In those days people called it teleworking or telecommuting.
Auckland had a go in 1998 when the CBD power was out.
The Sydney Olympics ran for two weeks. Buffer zones around that time meant employees could have been out of the city centre for up to four weeks.
In Auckland the CBD power was off for five weeks. People set up office desks and equipment in suburban garages and other spaces.
Something similar happened in Christchurch after the 2011 earthquake. The need to work from home was more open-ended.
Temporary working from home
In each case companies saw the need to work from home as temporary.
During each of these events, there was discussion about whether working from home could become permanent.

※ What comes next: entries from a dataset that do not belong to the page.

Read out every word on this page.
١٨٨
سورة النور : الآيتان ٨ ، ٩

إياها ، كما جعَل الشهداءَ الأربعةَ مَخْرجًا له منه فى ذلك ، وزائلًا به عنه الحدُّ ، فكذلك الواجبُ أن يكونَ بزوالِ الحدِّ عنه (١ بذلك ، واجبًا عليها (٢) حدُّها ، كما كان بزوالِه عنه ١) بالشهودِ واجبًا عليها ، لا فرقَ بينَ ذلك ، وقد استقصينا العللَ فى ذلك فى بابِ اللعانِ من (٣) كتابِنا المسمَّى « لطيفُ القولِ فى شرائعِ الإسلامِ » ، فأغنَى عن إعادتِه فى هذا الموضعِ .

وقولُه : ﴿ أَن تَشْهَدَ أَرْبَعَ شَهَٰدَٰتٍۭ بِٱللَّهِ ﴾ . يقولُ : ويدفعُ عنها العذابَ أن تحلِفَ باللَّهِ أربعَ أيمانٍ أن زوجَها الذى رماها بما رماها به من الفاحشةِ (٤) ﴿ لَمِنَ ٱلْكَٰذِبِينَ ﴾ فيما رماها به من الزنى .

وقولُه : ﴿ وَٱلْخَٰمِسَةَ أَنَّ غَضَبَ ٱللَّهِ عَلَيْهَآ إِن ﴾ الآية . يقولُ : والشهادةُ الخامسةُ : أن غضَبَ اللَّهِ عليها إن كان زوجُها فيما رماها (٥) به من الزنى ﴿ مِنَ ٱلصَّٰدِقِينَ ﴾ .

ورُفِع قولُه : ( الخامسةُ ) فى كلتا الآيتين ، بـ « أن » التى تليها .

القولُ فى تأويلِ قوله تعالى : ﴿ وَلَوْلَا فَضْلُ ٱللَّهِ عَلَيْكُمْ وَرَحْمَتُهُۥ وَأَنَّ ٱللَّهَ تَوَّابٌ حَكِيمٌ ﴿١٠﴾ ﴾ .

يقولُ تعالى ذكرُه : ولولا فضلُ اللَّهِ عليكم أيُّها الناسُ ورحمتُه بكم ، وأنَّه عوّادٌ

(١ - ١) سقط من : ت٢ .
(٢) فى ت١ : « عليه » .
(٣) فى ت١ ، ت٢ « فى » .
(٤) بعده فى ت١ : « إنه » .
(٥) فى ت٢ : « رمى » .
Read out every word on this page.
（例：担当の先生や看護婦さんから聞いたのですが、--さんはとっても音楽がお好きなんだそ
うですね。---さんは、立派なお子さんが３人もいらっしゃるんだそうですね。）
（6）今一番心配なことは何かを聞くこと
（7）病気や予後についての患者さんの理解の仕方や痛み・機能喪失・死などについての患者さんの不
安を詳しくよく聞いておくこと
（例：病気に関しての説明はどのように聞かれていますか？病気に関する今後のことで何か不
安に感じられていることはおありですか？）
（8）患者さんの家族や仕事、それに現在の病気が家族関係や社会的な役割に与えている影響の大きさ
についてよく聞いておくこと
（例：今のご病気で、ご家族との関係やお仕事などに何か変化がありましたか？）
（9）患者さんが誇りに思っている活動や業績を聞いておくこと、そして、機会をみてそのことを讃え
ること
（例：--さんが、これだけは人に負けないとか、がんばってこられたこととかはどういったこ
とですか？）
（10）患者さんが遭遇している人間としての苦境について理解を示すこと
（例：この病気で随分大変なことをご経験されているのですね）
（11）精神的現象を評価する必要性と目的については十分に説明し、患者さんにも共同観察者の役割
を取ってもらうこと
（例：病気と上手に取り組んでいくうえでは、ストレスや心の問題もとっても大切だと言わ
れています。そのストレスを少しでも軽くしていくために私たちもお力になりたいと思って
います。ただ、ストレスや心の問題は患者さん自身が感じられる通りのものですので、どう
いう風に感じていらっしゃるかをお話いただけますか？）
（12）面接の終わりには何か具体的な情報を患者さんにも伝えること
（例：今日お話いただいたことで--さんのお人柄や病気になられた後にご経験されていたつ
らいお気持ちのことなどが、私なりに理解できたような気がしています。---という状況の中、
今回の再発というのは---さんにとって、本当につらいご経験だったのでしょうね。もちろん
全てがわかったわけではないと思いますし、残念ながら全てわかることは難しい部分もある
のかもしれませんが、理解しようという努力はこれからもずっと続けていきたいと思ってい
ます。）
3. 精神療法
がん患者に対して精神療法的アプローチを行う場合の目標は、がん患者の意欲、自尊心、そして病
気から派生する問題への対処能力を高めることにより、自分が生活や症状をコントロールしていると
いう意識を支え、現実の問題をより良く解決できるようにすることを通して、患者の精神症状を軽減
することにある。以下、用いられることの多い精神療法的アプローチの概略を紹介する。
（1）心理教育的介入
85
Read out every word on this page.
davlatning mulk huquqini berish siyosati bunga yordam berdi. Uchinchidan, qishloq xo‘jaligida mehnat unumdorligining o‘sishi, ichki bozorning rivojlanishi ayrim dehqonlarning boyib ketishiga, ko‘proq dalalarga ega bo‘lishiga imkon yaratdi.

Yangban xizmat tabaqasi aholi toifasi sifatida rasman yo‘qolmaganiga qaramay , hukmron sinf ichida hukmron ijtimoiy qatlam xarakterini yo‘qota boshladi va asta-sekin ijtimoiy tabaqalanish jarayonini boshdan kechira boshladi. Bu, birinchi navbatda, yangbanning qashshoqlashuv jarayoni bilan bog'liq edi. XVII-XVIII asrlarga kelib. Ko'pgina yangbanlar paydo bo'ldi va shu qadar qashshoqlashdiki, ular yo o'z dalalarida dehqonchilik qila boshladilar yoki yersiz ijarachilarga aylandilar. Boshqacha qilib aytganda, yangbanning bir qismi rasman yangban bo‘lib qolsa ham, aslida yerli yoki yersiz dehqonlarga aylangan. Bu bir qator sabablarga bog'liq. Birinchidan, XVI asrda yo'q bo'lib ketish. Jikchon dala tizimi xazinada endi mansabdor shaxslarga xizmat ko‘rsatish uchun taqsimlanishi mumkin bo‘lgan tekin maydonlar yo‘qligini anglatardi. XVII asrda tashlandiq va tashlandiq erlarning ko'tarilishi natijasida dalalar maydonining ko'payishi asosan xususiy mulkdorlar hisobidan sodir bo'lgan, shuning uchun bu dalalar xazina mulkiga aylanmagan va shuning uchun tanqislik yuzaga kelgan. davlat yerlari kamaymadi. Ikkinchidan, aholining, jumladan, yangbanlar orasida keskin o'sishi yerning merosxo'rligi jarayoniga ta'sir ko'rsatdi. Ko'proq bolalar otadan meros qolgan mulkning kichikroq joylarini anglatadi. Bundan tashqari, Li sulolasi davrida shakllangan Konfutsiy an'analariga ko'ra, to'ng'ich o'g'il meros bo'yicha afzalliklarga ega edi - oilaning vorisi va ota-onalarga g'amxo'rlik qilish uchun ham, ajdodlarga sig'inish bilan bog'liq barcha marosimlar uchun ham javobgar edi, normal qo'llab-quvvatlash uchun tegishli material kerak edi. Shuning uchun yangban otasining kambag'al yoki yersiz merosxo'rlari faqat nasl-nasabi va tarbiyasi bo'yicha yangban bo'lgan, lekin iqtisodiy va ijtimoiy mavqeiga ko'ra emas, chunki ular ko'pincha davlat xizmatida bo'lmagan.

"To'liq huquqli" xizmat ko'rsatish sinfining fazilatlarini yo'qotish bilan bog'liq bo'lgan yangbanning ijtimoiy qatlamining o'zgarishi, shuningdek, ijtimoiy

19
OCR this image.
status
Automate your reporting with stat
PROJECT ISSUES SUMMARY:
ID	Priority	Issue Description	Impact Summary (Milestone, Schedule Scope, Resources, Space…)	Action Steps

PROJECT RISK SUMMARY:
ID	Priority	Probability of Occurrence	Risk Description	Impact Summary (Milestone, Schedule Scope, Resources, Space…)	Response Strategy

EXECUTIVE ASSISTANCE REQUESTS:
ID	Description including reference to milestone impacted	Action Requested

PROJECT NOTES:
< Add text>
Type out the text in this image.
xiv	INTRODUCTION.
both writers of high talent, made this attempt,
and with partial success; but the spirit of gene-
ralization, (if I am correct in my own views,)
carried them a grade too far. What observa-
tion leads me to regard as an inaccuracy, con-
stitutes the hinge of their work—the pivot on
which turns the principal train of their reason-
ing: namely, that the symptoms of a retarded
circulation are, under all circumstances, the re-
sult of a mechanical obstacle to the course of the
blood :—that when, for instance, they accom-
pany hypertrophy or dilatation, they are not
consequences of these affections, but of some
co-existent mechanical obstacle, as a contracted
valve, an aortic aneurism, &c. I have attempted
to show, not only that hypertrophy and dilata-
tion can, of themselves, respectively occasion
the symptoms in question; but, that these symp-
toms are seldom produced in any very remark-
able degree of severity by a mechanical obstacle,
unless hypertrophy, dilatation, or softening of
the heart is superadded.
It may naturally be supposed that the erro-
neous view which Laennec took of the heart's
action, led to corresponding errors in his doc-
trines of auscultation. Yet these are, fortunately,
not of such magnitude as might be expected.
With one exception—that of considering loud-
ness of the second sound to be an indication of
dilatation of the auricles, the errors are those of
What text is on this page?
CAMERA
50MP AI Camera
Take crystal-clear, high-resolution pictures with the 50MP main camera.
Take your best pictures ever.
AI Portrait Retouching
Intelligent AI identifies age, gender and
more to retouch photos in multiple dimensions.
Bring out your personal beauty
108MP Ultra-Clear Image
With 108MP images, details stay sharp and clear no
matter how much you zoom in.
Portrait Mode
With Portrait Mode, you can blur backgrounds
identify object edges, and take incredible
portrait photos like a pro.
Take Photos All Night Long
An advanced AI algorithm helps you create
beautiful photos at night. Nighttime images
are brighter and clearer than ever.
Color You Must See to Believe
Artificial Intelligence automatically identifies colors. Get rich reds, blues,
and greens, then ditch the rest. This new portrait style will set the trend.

We’ll come back to this point in a moment.
The key difference between the two New Zealand events and Sydney is that people in that city had time to plan and prepare.
Up to a point the earlier New Zealand working from home events gave an early foretaste of 2020 lockdowns. Managers, technology professionals and workers improvised and reacted overnight to changed circumstances.
Planning for working from home made things easier. Yet preparations started as Australian technology professionals were grappling with Y2K and getting ready for the introduction of GST.
Not the first time
Teleworking was not new in 2020, nor was it new in 2000 or 1998.
Los Angeles had various attempts to encourage teleworking. The ’84 Olympics, ’89 and ’94 earthquakes saw the US federal government-lead programmes to help people work from home.
Let’s put aside the Christchurch experience for one moment. All the other attempts at teleworking were low-tech by modern standards.
The internet wasn’t in widespread use before the mid-1990s. There were ways to log-on to company computers that involved low-speed acoustic modems. If you were lucky and clued up you could use pre-internet services like Compuserve.
Data speeds were slow. It was easy to send text files, word processor documents or spreadsheets. Video wasn’t possible and even transmitting a photograph could be a lengthy process that might take many tries.
Landlines and fax machines
People had landline phones and fax machines. That was enough for a lot of office work. You had to keep your wits about you and be understanding of the limitations.
It wasn’t unusual for people to drive across town with floppy discs or external hard drives. If you didn’t have time, couriers could do this for you
Despite the restrictions, a lot of people felt comfortable working from home. It looked and felt like this could be something that might catch on.
In a limited sense it did. Privileged managers and professionals needing to focus away from the office would take complex jobs home. Report writing, editing and serious number crunching was suitable candidates.
A few managed to build teleworking into their lives. Technology companies encouraged the idea.
Working from home technology
One thing that we can overlook as we cast our minds back is the technology needed for teleworking improved at a steady clip. Dial modems got faster and faster. The internet arrived bringing email. Then we got Gmail and other basic cloud services.
By the early 2000s dial-up internet was giving way to early ADSL. People began talking about broadband. Scanners replaced faxes. It became practical to send or receive photographs: low resolution and first, then higher and higher.
Applications appeared making it easier for people to work and collaborate from home.
The main reason for encouraging teleworking during the Sydney Olympics was to keep commuters off the roads and rail networks. Both were stretched to the limits with a special, non-commuter railway timetable.
As the games started and commerce ticked on without a glitch, there was optimism that telecommuting was here to stay.
Back to normal
The first days after the games ended, it looked as if that might happen. The roads remained clear and rail passenger numbers remained low.
Yet two weeks after the games finished, traffic was back to normal levels. If a section of society continued to telecommute at all, the numbers were less than a rounding error.
In the wash-up, journalists and researchers investigated what happened. Why didn’t something that seemed to be such a good idea get dropped?
The problem was not the technology. That coped well despite the limitations. Nor was it the workers. Many were happy to continue working from home at least for part of the week.
Sydney’s switch to telecommuting was temporary. Managers hated not being able to look out over their open plan offices and see rows of workers beavering away. Never mind, they were more productive working from home. Bosses hated the idea they were not in control.
This time things are different. At least for now. Workers have proved they can be productive at home. The technology is better and dysfunctional controlling bosses have all kinds of dystopian tools in their armoury to check up on remote worker performance.
It’s going to be harder for insecure managers to insist on a full return to the office when the pandemic is no longer an issue. Harder, but not impossible.
There are roles where people have to be on site. That is not everyone.
Yet that’s where things are really different this time. A sizable slice of workers relish the idea of returning to the office. Another sizable slice doesn’t want to, and, in many cases, have decided they don’t have to.
If their employer gives them no choice in the matter, they can always find another one who does. This is especially true of people with in-demand skills.
The race to attract talent has never been tougher that today. Any insecure boss who refuses to embrace teleworking is going to struggle to find compliant minions to order about.